先将赵家庄的百姓救出来。然后转道去云北镇。
趁对方没有防备之时。
冲进衙门……”
只是这样一来,怕是会被扣上个攻击朝廷命官的罪名。
弄不好,要惹出一场祸事。
穆臻将两个法子摆出来。
问江言等人。
几人对视一眼,似乎瞬间达成了默契。“……对方不仁,我等若不反击,岂不任人鱼肉……
小姐放心,我们会乔装打扮。神不知鬼不知的溜进县衙。
刘掌柜说可以配一种药,只要服食,那人便终日浑浑噩噩。我们强行灌他药……然后借他之手,调回赵家庄的人……
便是事后被对方察觉,对方也没有证据。
我们只要和山上会合,便无所畏惧……不过一个小小的县令,只要百姓们齐心协力。一定能将其绳之以法。”
江言声音落下。
宁家护卫头目也开了口。
“少夫人放心,我和江兄一起动手。保证不会失手。”
事情便这么定了下来。
等到入了夜。
诸人绕开赵家庄,直奔数里外的一个矿石。
矿上的工人,多数是轻重犯人。
轻的可以自在些,重刑犯做工还要还着沉重的脚镣。
可以说,下了矿坑,九死一生。
这种活,轻意不会有人去做。哪怕给的工钱再高,也很难找到自愿下矿的人。
因为有命赚钱,却不一定有命去花。
可整整一个庄的百姓,却都被那位新县令下放到矿上做苦力。
穆臻不由得握紧了拳,甚至指甲刺进肉中,也浑然不觉……
自从听江言说完,她便觉得整个人有些飘忽……她觉得很冷。
她有些怕,心砰砰跳的厉害。
那里是什么地方?
是每天都有人死的地方?
阎王殿,修罗场也不及那里肮脏黑暗。
赵家庄的乡亲们,有男有女,有老有少……
男人或许还能撑上几天。
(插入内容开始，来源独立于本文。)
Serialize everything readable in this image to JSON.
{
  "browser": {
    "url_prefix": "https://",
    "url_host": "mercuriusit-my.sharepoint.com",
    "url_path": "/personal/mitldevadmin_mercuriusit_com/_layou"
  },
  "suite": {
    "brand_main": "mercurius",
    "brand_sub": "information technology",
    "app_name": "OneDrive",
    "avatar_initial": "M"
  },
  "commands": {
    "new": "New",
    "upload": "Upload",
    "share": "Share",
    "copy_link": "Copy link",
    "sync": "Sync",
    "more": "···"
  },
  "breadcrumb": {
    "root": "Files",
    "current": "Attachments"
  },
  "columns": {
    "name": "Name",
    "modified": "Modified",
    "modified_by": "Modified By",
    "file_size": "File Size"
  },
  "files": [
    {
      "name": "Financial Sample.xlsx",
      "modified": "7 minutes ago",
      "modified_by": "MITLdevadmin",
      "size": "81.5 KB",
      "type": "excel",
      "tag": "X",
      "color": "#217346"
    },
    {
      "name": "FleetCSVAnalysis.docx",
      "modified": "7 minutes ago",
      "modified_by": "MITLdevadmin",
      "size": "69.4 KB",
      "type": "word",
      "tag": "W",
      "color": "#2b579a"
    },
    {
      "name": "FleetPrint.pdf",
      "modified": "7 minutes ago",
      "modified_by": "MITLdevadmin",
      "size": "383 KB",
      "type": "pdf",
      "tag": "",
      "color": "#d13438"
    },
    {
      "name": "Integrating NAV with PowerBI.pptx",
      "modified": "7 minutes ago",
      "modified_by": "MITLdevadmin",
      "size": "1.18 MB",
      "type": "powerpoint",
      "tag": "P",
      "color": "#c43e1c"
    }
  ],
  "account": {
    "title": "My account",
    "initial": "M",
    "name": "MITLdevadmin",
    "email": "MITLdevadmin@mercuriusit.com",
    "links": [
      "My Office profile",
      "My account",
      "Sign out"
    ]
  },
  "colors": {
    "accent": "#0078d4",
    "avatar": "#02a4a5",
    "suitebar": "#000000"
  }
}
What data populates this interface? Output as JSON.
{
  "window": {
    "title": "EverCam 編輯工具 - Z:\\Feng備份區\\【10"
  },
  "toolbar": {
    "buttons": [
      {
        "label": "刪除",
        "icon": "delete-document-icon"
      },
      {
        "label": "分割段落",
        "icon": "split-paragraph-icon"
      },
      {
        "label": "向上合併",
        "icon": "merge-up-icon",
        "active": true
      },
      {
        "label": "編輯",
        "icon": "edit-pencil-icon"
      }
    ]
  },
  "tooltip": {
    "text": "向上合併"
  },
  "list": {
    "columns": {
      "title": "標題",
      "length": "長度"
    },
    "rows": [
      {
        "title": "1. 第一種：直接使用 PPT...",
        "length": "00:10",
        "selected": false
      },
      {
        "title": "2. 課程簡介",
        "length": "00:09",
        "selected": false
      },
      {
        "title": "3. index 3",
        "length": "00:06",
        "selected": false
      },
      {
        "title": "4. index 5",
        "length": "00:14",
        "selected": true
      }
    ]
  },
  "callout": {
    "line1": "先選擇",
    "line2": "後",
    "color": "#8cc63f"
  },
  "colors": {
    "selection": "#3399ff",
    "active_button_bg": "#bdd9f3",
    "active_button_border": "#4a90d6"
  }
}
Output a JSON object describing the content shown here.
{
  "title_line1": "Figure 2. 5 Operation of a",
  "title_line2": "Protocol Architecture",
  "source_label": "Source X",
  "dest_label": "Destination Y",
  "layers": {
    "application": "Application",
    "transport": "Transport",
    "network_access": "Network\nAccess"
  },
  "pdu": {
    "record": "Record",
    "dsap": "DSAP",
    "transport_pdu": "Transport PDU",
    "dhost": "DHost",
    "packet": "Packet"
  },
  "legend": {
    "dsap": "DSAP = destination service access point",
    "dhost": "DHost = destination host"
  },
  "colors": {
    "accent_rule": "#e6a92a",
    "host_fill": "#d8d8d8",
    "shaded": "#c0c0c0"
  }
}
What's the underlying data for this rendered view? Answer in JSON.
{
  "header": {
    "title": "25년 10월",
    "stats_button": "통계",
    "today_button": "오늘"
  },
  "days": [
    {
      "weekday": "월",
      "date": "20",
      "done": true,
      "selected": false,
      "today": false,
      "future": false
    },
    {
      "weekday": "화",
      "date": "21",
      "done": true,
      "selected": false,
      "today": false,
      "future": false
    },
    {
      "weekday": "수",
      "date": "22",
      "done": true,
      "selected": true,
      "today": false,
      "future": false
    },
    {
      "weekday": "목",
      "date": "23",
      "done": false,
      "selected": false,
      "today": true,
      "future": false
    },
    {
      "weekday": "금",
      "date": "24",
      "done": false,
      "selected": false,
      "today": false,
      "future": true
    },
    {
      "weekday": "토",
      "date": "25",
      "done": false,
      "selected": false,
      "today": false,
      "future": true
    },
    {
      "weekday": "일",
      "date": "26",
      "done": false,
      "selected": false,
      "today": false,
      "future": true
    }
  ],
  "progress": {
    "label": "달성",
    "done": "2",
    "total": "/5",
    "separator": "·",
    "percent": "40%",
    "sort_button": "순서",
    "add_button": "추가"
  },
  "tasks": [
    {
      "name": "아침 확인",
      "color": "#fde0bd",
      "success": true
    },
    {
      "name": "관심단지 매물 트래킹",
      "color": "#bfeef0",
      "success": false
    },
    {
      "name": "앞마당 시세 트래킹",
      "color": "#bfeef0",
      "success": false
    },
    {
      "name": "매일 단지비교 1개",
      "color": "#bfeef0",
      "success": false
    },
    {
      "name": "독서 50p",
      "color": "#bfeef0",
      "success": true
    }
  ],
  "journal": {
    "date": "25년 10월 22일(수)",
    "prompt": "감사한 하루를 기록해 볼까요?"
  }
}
可那些妇儒,幼儿……他们的命运?
“江言……毁了那矿!”
江言似乎有些意外,穆臻一直以来都温温柔柔的。
便是斥责属下,也从不会口出恶言。可是今天,竟然从穆臻口中说出“毁矿”二字。
江言懂穆臻的愤怒,懂她的心痛。
“是,小姐放心,属下绝对不会入过任何一个人。”
矿上那些监工,那些手握鞭子,动辄取人性命之人,他们绝对不会放过。
他们不怕手染鲜血,只要是恶人,他们不惧手起刀落。
几十里路,一行人赶到矿坑时。
已近子时。
本该万籁俱寂之时。
可是矿上却是篝火通明……远远的,还能听到监工的吃喝声。
隐约有鞭声入耳。
吼叫声和痛哭声隐约传进耳中。
穆臻热了一路的心,却缓缓平静了下来。
此时,不能意气用事。
穆臻挥手将几人招到近前。分派任何……
先要小心摸进矿坑,找到赵家庄的乡亲们。
然后再里应外合,将人们救出。
最后外围还要有人守着出入口,势必不必放走一个恶人。
任务分派完成。
江言和几个护卫分别带人消失在黑暗中。